NHL parity lost forever

Mega-stars chase bucks, not pucks

The next wrap-around attempt for Jaromir Jagr will be in a Capitals’ jersey. The Penguins’ payroll can no longer afford the perennial Art Ross Trophy winner.
The next wrap-around attempt for Jaromir Jagr will be in a Capitals’ jersey. The Penguins’ payroll can no longer afford the perennial Art Ross Trophy winner.

For years, the National Hockey League has fought the perception that it is below the level of prestige and importance possessed by the NFL, NBA and Major League Baseball. While the off-season has not brought forth a megabucks television contract, the NHL did make major strides to be more like other professional leagues.

It ruined its salary structure, just like all the other leagues did.

Nothing qualifies a league as big-time these days quite like having mediocre performers making unthinkable millions of dollars. A league isn't quite complete without having a dozen or so teams that know prior to the regular season that a championship victory would require every planet in the solar system to align exactly, accompanied by the self-

destruction of several other teams. If this summer is any indication, the NHL is well on the road to enriching the affluent teams while starving the poor.

The NHL restricts player movement more than any other major professional sports league. While an NBA team can sign a premier free agent in his early career stages and build a franchise around him, NHL players cannot reach unrestricted free agency until the age of 31. The Anaheim Mighty Ducks can't sign a player like Paul Kariya as a 24-year old and build around him, but they are allowed to sign a player to get themselves over the hump.

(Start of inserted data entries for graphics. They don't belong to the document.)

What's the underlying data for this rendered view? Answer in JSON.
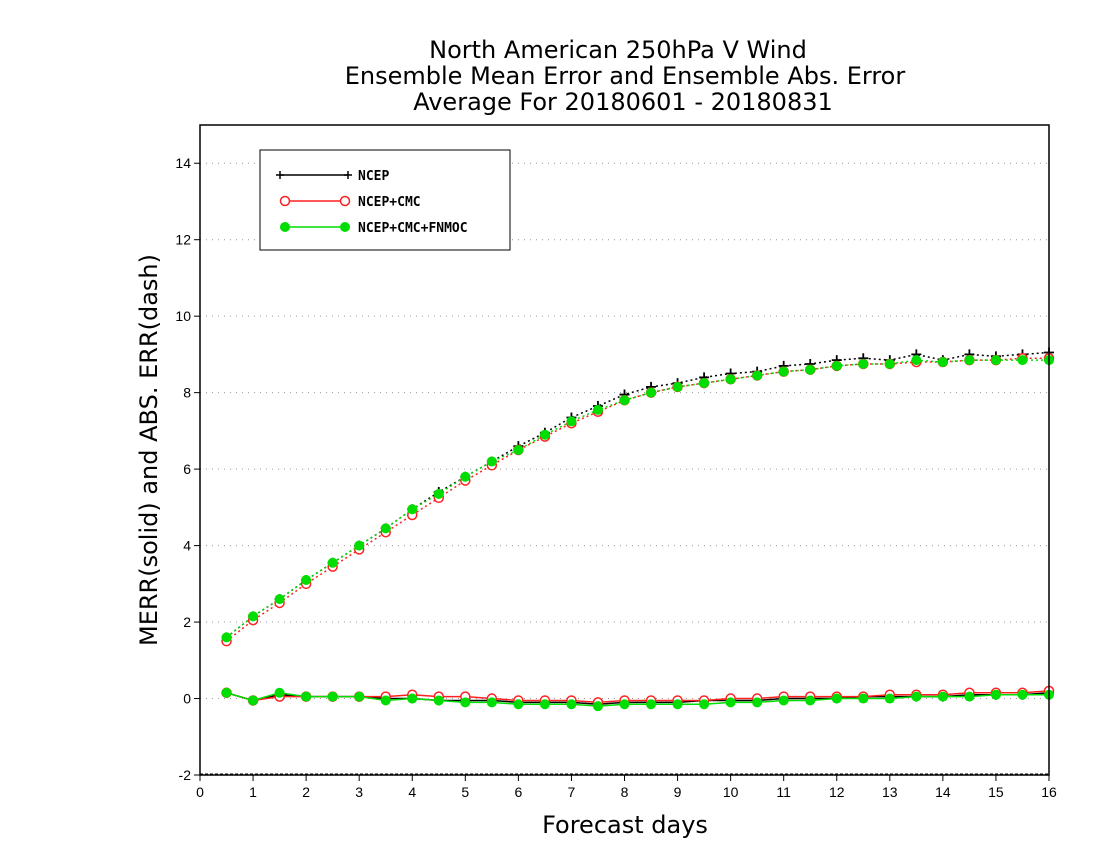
{
  "chart_data": {
    "type": "line",
    "title": [
      "North American 250hPa V Wind",
      "Ensemble Mean Error and Ensemble Abs. Error",
      "Average For 20180601 - 20180831"
    ],
    "xlabel": "Forecast days",
    "ylabel": "MERR(solid) and ABS. ERR(dash)",
    "xlim": [
      0,
      16
    ],
    "ylim": [
      -2,
      15
    ],
    "xticks": [
      "0",
      "1",
      "2",
      "3",
      "4",
      "5",
      "6",
      "7",
      "8",
      "9",
      "10",
      "11",
      "12",
      "13",
      "14",
      "15",
      "16"
    ],
    "yticks": [
      "-2",
      "0",
      "2",
      "4",
      "6",
      "8",
      "10",
      "12",
      "14"
    ],
    "grid": true,
    "legend_position": "top-left",
    "x": [
      0.5,
      1,
      1.5,
      2,
      2.5,
      3,
      3.5,
      4,
      4.5,
      5,
      5.5,
      6,
      6.5,
      7,
      7.5,
      8,
      8.5,
      9,
      9.5,
      10,
      10.5,
      11,
      11.5,
      12,
      12.5,
      13,
      13.5,
      14,
      14.5,
      15,
      15.5,
      16
    ],
    "series": [
      {
        "name": "NCEP",
        "color": "#000000",
        "marker": "plus",
        "abs_error": [
          1.6,
          2.15,
          2.6,
          3.1,
          3.55,
          4.0,
          4.45,
          4.95,
          5.4,
          5.8,
          6.2,
          6.6,
          6.95,
          7.35,
          7.65,
          7.95,
          8.15,
          8.25,
          8.4,
          8.5,
          8.55,
          8.7,
          8.75,
          8.85,
          8.9,
          8.85,
          9.0,
          8.85,
          9.0,
          8.95,
          9.0,
          9.05
        ],
        "mean_error": [
          0.15,
          -0.05,
          0.1,
          0.05,
          0.05,
          0.05,
          0.0,
          0.0,
          -0.05,
          -0.05,
          -0.05,
          -0.1,
          -0.1,
          -0.1,
          -0.15,
          -0.1,
          -0.1,
          -0.1,
          -0.05,
          -0.05,
          -0.05,
          0.0,
          0.0,
          0.0,
          0.05,
          0.05,
          0.05,
          0.05,
          0.1,
          0.1,
          0.1,
          0.15
        ]
      },
      {
        "name": "NCEP+CMC",
        "color": "#ff2020",
        "marker": "open-circle",
        "abs_error": [
          1.5,
          2.05,
          2.5,
          3.0,
          3.45,
          3.9,
          4.35,
          4.8,
          5.25,
          5.7,
          6.1,
          6.5,
          6.85,
          7.2,
          7.5,
          7.8,
          8.0,
          8.15,
          8.25,
          8.35,
          8.45,
          8.55,
          8.6,
          8.7,
          8.75,
          8.75,
          8.8,
          8.8,
          8.85,
          8.85,
          8.9,
          8.9
        ],
        "mean_error": [
          0.15,
          -0.05,
          0.05,
          0.05,
          0.05,
          0.05,
          0.05,
          0.1,
          0.05,
          0.05,
          0.0,
          -0.05,
          -0.05,
          -0.05,
          -0.1,
          -0.05,
          -0.05,
          -0.05,
          -0.05,
          0.0,
          0.0,
          0.05,
          0.05,
          0.05,
          0.05,
          0.1,
          0.1,
          0.1,
          0.15,
          0.15,
          0.15,
          0.2
        ]
      },
      {
        "name": "NCEP+CMC+FNMOC",
        "color": "#00dd00",
        "marker": "filled-circle",
        "abs_error": [
          1.6,
          2.15,
          2.6,
          3.1,
          3.55,
          4.0,
          4.45,
          4.95,
          5.35,
          5.8,
          6.2,
          6.5,
          6.9,
          7.25,
          7.55,
          7.8,
          8.0,
          8.15,
          8.25,
          8.35,
          8.45,
          8.55,
          8.6,
          8.7,
          8.75,
          8.75,
          8.85,
          8.8,
          8.85,
          8.85,
          8.85,
          8.85
        ],
        "mean_error": [
          0.15,
          -0.05,
          0.15,
          0.05,
          0.05,
          0.05,
          -0.05,
          0.0,
          -0.05,
          -0.1,
          -0.1,
          -0.15,
          -0.15,
          -0.15,
          -0.2,
          -0.15,
          -0.15,
          -0.15,
          -0.15,
          -0.1,
          -0.1,
          -0.05,
          -0.05,
          0.0,
          0.0,
          0.0,
          0.05,
          0.05,
          0.05,
          0.1,
          0.1,
          0.1
        ]
      }
    ]
  }
}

Never before has such an array of talent been available on the free agent market in the NHL: the reigning Hart Trophy winner, Conn Smythe winner, 100-point scorers, 50-goal men and a single elite blueliner are awaiting contracts free of compensation. This summer was the prime time for middle of the pack teams to revitalize dormant franchises.

Of course, it didn't quite happen like that.

The defending Stanley Cup champions will be forking over nearly $30 million per season for re-signed superstars Rob Blake, Patrick Roy and Joe Sakic, in addition to footing the bill for the huge contract of Peter Forsberg.

Philadelphia re-signed John LeClair to a $9 million deal after a season where a bad back limited him to 16 games, and then added all-star centre Jeremy Roenick, theoretically to replace Eric Lindros.

Dallas, not content with having two elite centres in Mike Modano and Joe Nieuwendyk, added Pierre Turgeon from St. Louis. The Blues then promptly filled that void by pillaging the good citizens of Edmonton. The Oilers traded their captain Doug Weight to the Blues for three question marks, the best of whom, Jochen Hecht, says he may leave the NHL to play in his native Germany.

Detroit, not content with having the oldest team in the league, added $9 million goalie Dominik Hasek and 35-year-old Luc Robitaille winger to their roster, while the AOL-owned Washington Capitals traded three NHL prospects for the brilliant Jaromir Jagr.

In typical fashion, Canada's one team with an open wallet, the Toronto Maple Leafs, added two giant question marks with the signing of Robert Reichel and Mikael Renberg. They also added a lacklustre 40-goal player with Alexander Mogilny, who plays hockey with less joy than any other human being I've ever seen lace up skates.

Truth be told, none of this is necessarily a horrible trend, with the exception of Edmonton being robbed once more of a chance to contend for the Cup. Elite players are going to receive elite salaries.

However, the signing that typifies the craziness surrounding the NHL is the Boston Bruins giving winger Martin Lapointe $5 million per season. Five million dollars for a 28-year old player whose career high in points is 57. Five million dollars for a player who is a third-line player.

For years, the Boston Bruins have personified the legacy of Harold Ballard and Bill Wirtz, unwilling to spend money on its top players and relying on proud tradition and a strong fan base to draw crowds. Two of the Bruins' best players, Bill Guerin and Jason Allison, are restricted free agents. How does one tell Allison, the team's captain and leading scorer, he's not worth the going rate for players of his ilk and then spend more money to ink Martin Lapointe? It appears that Allison may be on his way out of town. Dealing Allison for Lapointe would get most GMs fired but Boston may have done just that.

Early predictions for next season? Colorado has its roster intact minus the retired Ray Bourque, and they also played the whole finals without the brilliant Forsberg; they could easily repeat. Hopefully a young team like Vancouver or, more realistically, San Jose, can bring the Stanley Cup back to the middle of the economic pack.

Scratch that—money talks. Let the insanity continue.